08/11/2013 - 20:50
Assista ao trailer de "Blue Jasmine”:
Pagar as contas no fim do mês nunca foi uma preocupação dos personagens de Woody Allen. Na lista de suas atribulações, os impasses nos relacionamentos e as elucubrações psicanalíticas sempre tomaram lugar das questões materiais. Uma guinada irônica acontece em “Blue Jasmine”, que estreia na sexta-feira 15. Na história da socialite falida que dá nome ao filme, a Nova York de apartamentos chiques e jantares ao som de jazz só aparece em recordações. Seu presente é duro e tem como cenário um bairro decadente de São Francisco, para onde se muda. Jasmine (Cate Blanchett) perdeu tudo, inclusive a sanidade mental, e vai buscar um teto na casa da irmã pobre, caixa de supermercado, mãe de dois garotos gulosos e na mira do dono de uma oficina mecânica, fauna pouco comum nos enredos do cineasta.
MUDANÇA
Jasmine (Cate Blanchett) entre os amigos ricos
de Nova York (acima) e junto à turma remediada de
São Francisco: perda dos referenciais com toques de tragédia
A ex-milionária, contudo, ainda desfila o tailleurzinho Chanel como uma autêntica habitante da Park Avenue, zona nobre de Manhattan, e com o smartphone em punho sabe afastar com sotaque “upper class” o taxista que a espera com suas três malas Louis Vuitton: “Poderia me conceder um mínimo de privacidade?”. É o Woody Allen dos tempos bicudos. O diretor não confirma, mas a imprensa americana em peso identificou em Jasmine uma versão bem acabada de Ruth Madoff, a mulher do investidor americano Bernard Madoff, que foi condenado a uma pena de 150 anos de cadeia ao aplicar um golpe de US$ 65 milhões, desbaratado em 2008, no auge da crise financeira. O destino de Hal, o tubarão de Wall Street correspondente a Madoff, vivido por Alec Baldwin, é mais trágico. Denunciado pela própria mulher ao se descobrir traída, ele é preso na porta da empresa, à luz do dia, e se mata no presídio. O espectador pode ficar tranquilo, porque tudo isso é contado logo no início. Jasmine só não imaginou que, com sua atitude tresloucada, perderia também as regalias. “Vendi todas as joias e peles que pude esconder do Tio Sam”, diz à irmã, entre uma dose de vodka e algumas pílulas de Frontal. Para desviar a inspiração da vida real – ou conferir a ela um verniz literário –, Allen deu à personagem alguns traços da clássica Blanche DuBois, criação de Tennessee Williams em “Um Bonde Chamado Desejo”: como a afetada viúva, Jasmine se aliena do presente numa fantasia em que só ela acredita.

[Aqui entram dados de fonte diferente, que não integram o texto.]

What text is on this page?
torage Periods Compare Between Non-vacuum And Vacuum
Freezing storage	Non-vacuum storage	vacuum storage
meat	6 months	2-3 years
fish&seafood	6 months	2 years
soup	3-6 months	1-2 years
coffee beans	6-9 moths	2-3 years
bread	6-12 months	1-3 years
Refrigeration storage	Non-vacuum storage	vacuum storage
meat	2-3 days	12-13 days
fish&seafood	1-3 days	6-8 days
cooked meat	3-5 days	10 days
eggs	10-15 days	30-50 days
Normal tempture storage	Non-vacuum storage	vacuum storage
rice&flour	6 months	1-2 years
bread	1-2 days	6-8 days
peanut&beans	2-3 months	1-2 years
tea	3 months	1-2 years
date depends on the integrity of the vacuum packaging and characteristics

Cate Blanchett acha que é plausível traçar paralelos entre o filme e o caso Madoff, mas diz que não se manteve presa à realidade. “Achei a história surpreendente e triste e, ao mesmo tempo, nada extraordinária ao pensar no que aconteceu com uma grande quantidade de pessoas do ponto de vista psicológico e financeiro”, afirmou. Passados cinco anos, o fantasma do desemprego e do bolso vazio ainda incomoda os americanos. Segundo o jornal “The New York Times”, uma pesquisa divulgada pela Allianz Life Insurance Company avalia que metade das mulheres ouvidas tem pavor de se tornar uma sem-teto, como parece ser o futuro de Jasmine – 27% delas com uma renda familiar anual superior a US$ 200 mil. Como nunca demonstrou ser muito ligado em estatísticas, o tiro certeiro de Allen só pode ser atribuído a uma grande perspicácia sociológica. Por que, então, demorou tanto a tratar do tema? Uma explicação estaria na própria crise. No final de 2008, quando o escândalo Madoff explodiu na imprensa, Allen se encontrava em processo de criação de seu filme inglês “Você Vai Conhecer o Homem dos Seus Sonhos”, fase iniciada há três anos, antes de o clima de austeridade bater às portas dos países europeus. O diretor de 78 anos acha natural que os personagens de classe média baixa – ou falidos – invadam seus enredos, sempre povoados por artistas, intelectuais e abastados de um modo geral. “Conheço bem essas pessoas, cresci no meio delas”, diz ele, cujo pai era garçom e vivia no Brooklyn numa época em que o lugar não era o bairro charmoso de hoje.